Avant qu'un message ne quitte la plateforme, chaque destinataire est comparé à la liste de suppression. Une adresse y entre de trois façons : la personne s'est désinscrite, l'adresse a renvoyé un hard bounce, ou le destinataire a signalé le message comme spam. En cas de correspondance, l'envoi est ignoré — aucune exception pour les segments, campagnes ou parcours qui incluent l'adresse. Une bonne plateforme enregistre aussi la raison et la date de chaque suppression, pour que l'exclusion survive aux réimports CSV et aux synchronisations CRM.
Pourquoi la suppression n'est-elle pas l'effacement du contact ?
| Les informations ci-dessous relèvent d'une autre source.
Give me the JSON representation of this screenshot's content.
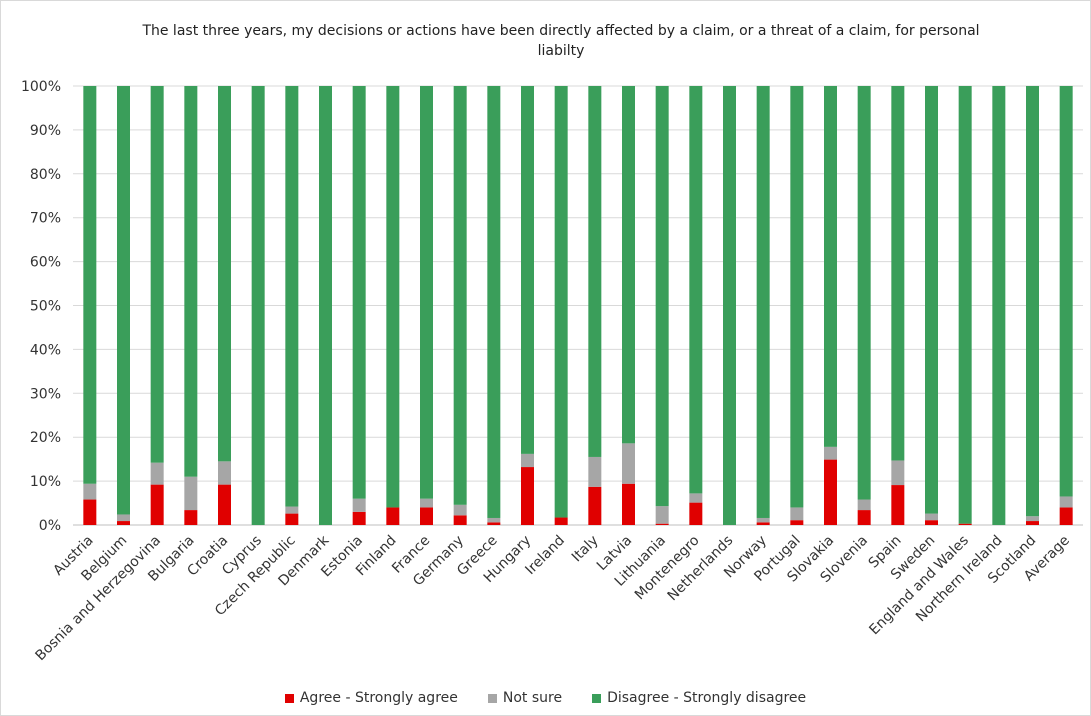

Effacer un contact détruit justement la trace qui dit « ne plus écrire à cette personne ». Si la même adresse revient par un import ou un formulaire d'inscription, la plateforme la traite comme nouvelle et lui envoie des messages — précisément ce que la personne refusait. La liste de suppression conserve à la place un enregistrement minimal de non-contact. Au regard du RGPD, c'est la façon admise d'honorer une opposition à la prospection : on conserve l'adresse dans le seul but de ne plus jamais la contacter, avec l'enregistrement de consentement qui documente l'opposition.
Pourquoi c'est important pour une équipe de deux personnes
Les fournisseurs de messagerie notent les expéditeurs sur leurs taux de plainte et de bounce, et les petits expéditeurs ont peu de marge — une poignée de plaintes sur une liste de 2 000 adresses pèse plus sur votre taux qu'un millier au volume d'une grande entreprise. La liste de suppression plafonne ces deux taux automatiquement, sans revue manuelle. C'est la protection de délivrabilité la moins chère qui existe ; pour la vue d'ensemble, voir la délivrabilité e-mail pour les startups.